As we headed down the Tweed Valley there were a few sprinkles from unwelcome clouds, but they backed off as we drove along Ewingsdale Road from the Pacific Highway to the sea. Haven't I always told you that the sun smiles on those who arrive in Byron Bay?
One reason we were here was that my friend wanted to go to the beach. So off to Broken Head we went. He wrestled with waves: I photographed them.
Have I told you how lovely the Bay is at sundown?
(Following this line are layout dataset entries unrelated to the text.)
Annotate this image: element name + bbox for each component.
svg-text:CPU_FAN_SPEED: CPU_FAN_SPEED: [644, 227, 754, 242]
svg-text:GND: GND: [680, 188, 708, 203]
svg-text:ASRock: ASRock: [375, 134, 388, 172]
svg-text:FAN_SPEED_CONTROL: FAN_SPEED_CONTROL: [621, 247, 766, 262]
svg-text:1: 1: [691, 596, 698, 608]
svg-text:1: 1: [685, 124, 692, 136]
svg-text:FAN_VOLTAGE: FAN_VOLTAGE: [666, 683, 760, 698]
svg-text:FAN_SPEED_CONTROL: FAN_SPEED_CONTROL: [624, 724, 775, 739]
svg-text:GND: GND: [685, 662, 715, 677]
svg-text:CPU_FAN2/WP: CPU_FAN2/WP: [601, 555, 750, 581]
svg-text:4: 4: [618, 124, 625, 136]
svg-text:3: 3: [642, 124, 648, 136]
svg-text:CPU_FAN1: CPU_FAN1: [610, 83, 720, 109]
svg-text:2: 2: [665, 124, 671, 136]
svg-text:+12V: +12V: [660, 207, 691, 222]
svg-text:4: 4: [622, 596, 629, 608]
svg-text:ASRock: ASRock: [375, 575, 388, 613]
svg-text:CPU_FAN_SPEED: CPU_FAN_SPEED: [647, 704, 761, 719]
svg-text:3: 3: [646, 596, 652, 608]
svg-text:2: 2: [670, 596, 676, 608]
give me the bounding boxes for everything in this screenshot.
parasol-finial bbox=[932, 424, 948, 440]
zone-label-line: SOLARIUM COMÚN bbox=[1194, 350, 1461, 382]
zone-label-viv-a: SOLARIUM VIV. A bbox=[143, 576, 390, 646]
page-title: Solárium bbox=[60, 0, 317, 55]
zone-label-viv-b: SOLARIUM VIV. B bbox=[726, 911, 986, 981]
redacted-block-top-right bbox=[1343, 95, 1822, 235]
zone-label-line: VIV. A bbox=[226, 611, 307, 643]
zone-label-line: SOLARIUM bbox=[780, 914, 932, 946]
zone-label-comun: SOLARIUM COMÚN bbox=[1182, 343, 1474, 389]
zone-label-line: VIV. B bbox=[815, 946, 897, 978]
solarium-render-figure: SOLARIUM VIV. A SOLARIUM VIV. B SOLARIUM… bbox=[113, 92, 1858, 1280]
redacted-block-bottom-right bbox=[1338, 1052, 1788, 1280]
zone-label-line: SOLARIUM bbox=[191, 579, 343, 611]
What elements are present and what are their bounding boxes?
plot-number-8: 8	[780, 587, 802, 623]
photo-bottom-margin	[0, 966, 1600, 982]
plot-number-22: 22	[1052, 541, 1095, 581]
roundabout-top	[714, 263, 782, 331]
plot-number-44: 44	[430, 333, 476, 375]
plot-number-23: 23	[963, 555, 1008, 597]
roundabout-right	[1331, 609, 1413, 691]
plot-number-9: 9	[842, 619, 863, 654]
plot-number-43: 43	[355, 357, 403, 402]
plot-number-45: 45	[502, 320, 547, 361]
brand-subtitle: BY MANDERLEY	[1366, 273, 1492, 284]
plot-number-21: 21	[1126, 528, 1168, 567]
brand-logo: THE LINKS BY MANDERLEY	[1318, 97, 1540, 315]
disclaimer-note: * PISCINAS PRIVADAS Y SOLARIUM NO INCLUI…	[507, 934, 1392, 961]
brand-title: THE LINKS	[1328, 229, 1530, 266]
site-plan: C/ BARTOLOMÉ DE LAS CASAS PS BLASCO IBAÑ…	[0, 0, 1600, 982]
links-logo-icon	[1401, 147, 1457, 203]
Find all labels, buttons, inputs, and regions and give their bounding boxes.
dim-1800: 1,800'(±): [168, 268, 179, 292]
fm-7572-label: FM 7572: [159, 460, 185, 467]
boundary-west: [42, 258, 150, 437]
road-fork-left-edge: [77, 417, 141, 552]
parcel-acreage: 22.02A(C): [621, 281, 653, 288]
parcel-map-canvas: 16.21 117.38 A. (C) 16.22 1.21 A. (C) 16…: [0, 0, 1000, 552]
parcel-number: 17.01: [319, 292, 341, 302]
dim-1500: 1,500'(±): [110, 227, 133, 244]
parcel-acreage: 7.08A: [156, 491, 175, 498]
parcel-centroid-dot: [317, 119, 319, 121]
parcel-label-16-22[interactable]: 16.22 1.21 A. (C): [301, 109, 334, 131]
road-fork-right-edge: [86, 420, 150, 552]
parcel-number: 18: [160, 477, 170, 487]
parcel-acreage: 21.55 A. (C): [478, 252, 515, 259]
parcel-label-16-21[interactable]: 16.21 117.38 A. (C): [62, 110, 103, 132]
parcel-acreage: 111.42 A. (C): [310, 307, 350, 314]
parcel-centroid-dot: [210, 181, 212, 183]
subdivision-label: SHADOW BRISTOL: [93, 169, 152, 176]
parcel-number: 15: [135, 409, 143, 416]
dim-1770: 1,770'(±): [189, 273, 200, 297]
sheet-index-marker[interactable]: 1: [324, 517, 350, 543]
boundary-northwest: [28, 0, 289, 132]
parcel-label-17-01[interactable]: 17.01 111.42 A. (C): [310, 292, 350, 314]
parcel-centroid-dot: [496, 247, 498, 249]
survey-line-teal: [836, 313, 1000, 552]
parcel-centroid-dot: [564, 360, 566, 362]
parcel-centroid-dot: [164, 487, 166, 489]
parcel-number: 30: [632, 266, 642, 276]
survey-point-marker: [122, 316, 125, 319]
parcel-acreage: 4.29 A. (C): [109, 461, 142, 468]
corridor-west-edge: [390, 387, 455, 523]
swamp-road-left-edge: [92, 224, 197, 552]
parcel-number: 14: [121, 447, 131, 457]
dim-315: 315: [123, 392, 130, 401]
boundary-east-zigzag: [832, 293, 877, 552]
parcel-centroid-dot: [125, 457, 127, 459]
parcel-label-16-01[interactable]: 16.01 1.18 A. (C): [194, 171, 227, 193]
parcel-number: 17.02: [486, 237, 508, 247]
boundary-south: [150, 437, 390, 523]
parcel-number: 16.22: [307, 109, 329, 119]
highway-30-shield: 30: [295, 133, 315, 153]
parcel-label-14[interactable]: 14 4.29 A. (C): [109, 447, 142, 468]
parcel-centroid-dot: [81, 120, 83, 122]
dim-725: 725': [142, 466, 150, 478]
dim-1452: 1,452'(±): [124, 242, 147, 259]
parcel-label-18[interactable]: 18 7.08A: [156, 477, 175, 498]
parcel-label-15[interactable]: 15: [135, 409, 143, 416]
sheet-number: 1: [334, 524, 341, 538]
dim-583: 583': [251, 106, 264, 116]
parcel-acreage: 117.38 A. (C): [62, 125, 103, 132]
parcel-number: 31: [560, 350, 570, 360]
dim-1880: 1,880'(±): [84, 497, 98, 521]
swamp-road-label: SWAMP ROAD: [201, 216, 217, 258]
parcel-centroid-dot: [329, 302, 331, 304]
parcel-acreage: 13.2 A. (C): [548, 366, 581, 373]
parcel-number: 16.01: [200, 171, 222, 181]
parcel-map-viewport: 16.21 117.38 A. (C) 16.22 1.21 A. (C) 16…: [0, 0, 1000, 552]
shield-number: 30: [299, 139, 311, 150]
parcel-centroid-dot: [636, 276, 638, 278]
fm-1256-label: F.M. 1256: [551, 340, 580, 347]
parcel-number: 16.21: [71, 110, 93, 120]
The next day was the first Sunday in the month, so Byron Markets day. It has to be one of the most colourful markets I've ever seen. There's good music and like-minded souls. We chatted to a man on the Sea Shepherd stall for quite a bit, although he was preaching to the converted. And we listened to a musician on a cigar-box guitar and four other instruments at the same time. It was very hot in the sun and we drank lots of juice while buying a hat, two chairs, many candles and some bunting.
And then it was off to the beach again. I had wanted to go to Wategos but it was rammed and there was nowhere to park. So we went to Tallows, where there was virtually no one. Despite big surf and a strong current, I ventured into the waves – an indication of how relaxed I was – as well as watching them, again.
Too soon, it was time to return to Brisbane. Leaving Byron is always a wrench. But there's always a couple of hundred photographs to remind me.